Liputan6.com, Jakarta - Pelemahan nilai mata uang rupiah terhadap dolar Amerika Serikat (AS) terus berlanjut. Depresiasi rupiah mencapai 10,16 persen pada Rabu (12/8/2015) kemarin.

Biang kerok keterpurukan kurs rupiah dan sejumlah mata uang negara lain adalah kebijakan China yang sengaja melemahkan (devaluasi) mata uang Yuan.

Gubernur Bank Indonesia (BI), Agus Martowardojo mengungkapkan, fenomena penguatan dolar AS terus memberi tekanan pada rupiah dengan depresiasi 2,47 persen per kuartal, terutama dipicu kekhawatiran kenaikan suku bunga acuan The Fed dan penyelesaian krisis Yunani.

"Apalagi pertumbuhan ekonomi Indonesia belum menggembirakan di kuartal II 2015, tapi indikator ekonomi seperti inflasi, defisit neraca transaksi berjalan, neraca perdagangan dalam kondisi lebih baik," terangnya saat Konferensi Pers FKSSK di kantor Kemenkeu, Jakarta, Kamis (13/8/2015).

Sentimen spekulasi penyesuaian Fed Fund Rate belum usai, kini devaluasi mata uang Yuan yang dilakukan pemerintah China justru semakin menekan rupiah lebih dalam.

Negeri Tirai Bambu ini, sengaja mendepresiasi Yuan sebesar 1,9 persen terhadap dolar AS pada 11 Agustus 2015. Kemudian kembali melemahkan mata uangnya 1,6 persen di 12 Agustus 2015.

"Kebijakan ini dilakukan China karena melihat terjadi pelemahan kinerja ekspor dari ‎tumbuh positif menjadi negatif, banyaknya capital outflow, sehingga kebijakan tersebut berdampak negatif terhadap mayoritas hampir seluruh mata uang di dunia, termasuk Indonesia," papar dia.

Parahnya lagi, dikatakan Agus, data terkini AS di sektor ketenagakerjaan mengindikasikan pertumbuhan positif sehingga diperkirakan penyesuaian suku bunga acuan AS akan lebih cepat.
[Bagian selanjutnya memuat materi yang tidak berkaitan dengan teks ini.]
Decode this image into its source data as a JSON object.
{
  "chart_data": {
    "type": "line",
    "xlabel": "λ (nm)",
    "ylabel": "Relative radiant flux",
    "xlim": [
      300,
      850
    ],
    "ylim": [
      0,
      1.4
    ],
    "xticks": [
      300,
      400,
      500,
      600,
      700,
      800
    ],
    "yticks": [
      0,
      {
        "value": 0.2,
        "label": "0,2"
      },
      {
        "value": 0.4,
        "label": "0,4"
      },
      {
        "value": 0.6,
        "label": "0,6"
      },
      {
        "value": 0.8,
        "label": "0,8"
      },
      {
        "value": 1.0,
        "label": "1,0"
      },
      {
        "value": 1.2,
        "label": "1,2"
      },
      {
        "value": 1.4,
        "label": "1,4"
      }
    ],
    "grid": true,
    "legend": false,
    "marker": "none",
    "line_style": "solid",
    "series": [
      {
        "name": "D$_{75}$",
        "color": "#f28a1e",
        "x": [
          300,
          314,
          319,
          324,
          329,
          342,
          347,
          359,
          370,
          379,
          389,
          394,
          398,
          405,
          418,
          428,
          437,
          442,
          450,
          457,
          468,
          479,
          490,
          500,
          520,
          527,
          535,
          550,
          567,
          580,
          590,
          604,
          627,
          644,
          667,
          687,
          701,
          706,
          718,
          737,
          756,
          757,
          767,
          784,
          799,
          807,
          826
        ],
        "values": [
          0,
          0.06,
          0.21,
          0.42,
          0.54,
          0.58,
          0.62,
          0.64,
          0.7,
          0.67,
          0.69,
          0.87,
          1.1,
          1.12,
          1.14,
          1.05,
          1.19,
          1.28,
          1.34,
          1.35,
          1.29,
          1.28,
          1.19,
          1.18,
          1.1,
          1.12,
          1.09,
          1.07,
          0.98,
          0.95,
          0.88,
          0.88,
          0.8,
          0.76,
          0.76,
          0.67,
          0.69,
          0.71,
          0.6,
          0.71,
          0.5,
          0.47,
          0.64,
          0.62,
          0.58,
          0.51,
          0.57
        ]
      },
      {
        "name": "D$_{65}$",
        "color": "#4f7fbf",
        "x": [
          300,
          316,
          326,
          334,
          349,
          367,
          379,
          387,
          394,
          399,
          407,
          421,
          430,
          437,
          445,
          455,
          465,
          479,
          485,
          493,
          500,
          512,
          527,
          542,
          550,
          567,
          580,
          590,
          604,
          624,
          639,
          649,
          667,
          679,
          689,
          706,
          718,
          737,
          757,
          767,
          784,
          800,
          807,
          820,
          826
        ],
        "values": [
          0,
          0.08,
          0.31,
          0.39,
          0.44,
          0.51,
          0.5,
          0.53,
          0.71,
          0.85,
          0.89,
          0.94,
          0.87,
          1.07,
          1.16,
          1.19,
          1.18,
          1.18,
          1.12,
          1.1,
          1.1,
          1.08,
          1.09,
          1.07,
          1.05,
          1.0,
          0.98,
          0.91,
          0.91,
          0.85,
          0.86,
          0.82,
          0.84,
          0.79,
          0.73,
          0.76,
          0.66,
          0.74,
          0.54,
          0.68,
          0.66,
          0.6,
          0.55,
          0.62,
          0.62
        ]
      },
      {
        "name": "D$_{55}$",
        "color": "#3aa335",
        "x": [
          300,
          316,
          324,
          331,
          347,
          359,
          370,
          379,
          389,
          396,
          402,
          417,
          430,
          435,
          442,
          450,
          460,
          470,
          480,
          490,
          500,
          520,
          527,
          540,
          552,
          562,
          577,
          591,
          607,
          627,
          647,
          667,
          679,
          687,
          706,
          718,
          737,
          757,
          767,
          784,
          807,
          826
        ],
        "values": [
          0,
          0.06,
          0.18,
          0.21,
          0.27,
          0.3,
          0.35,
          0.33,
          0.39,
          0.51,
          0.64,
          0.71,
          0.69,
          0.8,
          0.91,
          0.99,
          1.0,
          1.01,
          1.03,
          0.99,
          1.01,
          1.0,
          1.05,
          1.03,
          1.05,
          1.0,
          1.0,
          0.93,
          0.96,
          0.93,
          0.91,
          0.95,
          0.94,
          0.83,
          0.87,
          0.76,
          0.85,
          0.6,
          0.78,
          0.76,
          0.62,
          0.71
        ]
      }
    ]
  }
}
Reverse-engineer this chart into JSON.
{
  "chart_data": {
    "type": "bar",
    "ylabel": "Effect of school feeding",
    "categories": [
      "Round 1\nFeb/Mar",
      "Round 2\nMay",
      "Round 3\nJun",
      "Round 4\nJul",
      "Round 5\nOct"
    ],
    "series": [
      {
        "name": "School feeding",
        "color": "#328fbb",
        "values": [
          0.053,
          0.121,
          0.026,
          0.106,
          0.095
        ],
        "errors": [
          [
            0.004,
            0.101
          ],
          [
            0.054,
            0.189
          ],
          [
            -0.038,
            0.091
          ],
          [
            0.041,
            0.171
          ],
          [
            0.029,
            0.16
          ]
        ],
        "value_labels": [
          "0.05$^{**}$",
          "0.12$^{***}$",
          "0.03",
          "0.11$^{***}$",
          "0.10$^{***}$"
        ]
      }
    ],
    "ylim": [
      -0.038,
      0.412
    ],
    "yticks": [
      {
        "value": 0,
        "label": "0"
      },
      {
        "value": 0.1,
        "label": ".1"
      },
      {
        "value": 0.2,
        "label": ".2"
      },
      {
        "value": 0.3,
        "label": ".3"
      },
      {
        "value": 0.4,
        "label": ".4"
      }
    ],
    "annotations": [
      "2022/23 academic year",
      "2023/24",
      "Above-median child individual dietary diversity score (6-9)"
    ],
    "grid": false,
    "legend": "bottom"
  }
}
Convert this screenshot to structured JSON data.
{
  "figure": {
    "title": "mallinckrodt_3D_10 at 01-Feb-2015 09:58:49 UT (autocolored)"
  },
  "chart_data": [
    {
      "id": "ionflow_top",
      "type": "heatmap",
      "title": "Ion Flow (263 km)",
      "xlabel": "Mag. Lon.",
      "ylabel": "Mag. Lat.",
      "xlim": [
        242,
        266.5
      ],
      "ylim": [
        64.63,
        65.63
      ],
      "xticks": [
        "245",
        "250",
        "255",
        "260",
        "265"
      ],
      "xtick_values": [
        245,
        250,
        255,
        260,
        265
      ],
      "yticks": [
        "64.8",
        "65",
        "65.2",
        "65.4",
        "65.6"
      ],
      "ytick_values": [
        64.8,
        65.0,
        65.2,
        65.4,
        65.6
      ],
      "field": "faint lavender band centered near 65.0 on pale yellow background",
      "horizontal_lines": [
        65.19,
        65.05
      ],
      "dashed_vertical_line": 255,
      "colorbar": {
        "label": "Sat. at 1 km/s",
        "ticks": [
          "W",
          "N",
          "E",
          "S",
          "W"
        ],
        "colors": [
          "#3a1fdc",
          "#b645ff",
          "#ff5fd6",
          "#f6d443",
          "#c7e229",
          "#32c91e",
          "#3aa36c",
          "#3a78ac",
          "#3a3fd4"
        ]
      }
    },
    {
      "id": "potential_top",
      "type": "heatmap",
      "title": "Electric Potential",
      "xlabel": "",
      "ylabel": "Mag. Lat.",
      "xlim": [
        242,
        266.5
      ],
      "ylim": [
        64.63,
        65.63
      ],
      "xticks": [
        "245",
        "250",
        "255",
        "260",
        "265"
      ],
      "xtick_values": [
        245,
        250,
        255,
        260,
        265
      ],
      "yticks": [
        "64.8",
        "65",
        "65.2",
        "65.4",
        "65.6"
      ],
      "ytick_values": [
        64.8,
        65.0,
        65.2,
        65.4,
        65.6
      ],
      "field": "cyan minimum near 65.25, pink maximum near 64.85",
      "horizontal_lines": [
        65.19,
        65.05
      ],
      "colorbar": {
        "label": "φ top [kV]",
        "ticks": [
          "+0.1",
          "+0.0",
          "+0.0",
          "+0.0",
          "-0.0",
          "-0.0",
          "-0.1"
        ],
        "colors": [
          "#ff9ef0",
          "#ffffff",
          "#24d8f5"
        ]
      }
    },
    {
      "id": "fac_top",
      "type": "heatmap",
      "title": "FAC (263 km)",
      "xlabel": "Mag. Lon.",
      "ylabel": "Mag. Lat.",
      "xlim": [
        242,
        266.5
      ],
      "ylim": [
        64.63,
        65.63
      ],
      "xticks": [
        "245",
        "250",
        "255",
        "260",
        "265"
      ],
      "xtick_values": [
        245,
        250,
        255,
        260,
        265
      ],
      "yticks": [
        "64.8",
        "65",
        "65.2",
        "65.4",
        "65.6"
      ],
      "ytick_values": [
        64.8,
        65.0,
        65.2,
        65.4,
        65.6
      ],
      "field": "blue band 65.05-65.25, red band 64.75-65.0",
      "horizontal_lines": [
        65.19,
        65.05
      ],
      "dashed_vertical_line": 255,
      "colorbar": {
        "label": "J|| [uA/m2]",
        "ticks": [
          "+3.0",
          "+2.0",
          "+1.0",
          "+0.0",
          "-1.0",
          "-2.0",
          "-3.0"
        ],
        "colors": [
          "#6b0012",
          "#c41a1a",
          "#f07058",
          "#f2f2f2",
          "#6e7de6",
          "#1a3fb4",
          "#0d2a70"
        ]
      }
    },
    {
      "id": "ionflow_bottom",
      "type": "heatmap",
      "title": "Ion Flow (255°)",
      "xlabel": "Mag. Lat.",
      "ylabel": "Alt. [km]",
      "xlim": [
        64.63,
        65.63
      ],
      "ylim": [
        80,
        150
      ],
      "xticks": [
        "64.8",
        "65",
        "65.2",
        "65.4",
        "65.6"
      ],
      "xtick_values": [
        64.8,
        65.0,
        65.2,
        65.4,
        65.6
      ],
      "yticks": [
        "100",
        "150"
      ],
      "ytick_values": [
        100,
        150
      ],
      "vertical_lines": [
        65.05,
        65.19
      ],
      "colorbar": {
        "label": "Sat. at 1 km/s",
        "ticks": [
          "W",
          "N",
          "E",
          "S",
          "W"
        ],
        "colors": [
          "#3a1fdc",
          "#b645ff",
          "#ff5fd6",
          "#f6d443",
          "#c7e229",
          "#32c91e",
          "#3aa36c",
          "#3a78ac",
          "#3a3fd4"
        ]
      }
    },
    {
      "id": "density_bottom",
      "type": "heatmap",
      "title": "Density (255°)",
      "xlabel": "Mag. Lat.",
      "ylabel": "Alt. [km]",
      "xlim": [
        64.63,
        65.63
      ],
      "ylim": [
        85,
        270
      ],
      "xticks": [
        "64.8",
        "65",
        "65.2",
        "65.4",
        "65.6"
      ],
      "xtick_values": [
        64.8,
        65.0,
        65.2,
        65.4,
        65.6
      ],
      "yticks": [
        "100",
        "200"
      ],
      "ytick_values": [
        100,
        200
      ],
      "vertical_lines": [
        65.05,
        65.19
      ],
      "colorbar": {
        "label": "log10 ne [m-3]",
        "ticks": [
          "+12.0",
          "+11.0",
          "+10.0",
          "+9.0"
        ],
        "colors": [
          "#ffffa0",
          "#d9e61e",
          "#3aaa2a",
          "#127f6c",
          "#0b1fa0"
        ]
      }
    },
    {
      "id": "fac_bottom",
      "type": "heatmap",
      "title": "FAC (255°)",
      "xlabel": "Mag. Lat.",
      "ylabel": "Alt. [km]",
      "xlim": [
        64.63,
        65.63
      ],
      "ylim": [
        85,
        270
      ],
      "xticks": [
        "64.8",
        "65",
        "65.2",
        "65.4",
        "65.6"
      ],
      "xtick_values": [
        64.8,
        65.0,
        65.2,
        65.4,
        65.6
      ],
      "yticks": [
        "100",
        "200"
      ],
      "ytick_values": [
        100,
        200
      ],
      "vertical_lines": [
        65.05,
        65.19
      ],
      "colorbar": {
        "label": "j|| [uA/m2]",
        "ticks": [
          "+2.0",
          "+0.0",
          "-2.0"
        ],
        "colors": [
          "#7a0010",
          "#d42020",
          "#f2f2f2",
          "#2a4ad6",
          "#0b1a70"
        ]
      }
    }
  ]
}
"Rupiah sampai 12 Agustus 2015, terdepresiasi 10,16 persen atau lebih besar dari pelemahan mata uang Korea 8,35 persen, Thailand 6,62 persen dan Yen Jepang 3,96 persen. Tapi pelemahan rupiah lebih rendah dibanding depresiasi mata uang Malaysia 13,16 persen, Turki 16 persen lebih, Brazil 29,4 persen, dan Australia 10,16 persen," terang dia.

‎BI, dia memastikan akan terus menjaga stabilitas makro ekonomi dan stabilitas sistem keuangan melalui bauran kebijakan. "BI menempuh kebijakan pruden dalam mencapai target inflasi, menjaga likuiditas perekonomian di tingkat pusat dan daerah, melakukan stabilisasi di pasar valas, aturan penggunaan rupiah di NKRI dan sebagainya," cetus Agus.

‎Sementara menurut Menteri Keuangan (Menkeu) Bambang Brodjonegoro, kondisi makro ekonomi Indonesia terkendali meski ada tantangan besar dari eksternal maupun domestik.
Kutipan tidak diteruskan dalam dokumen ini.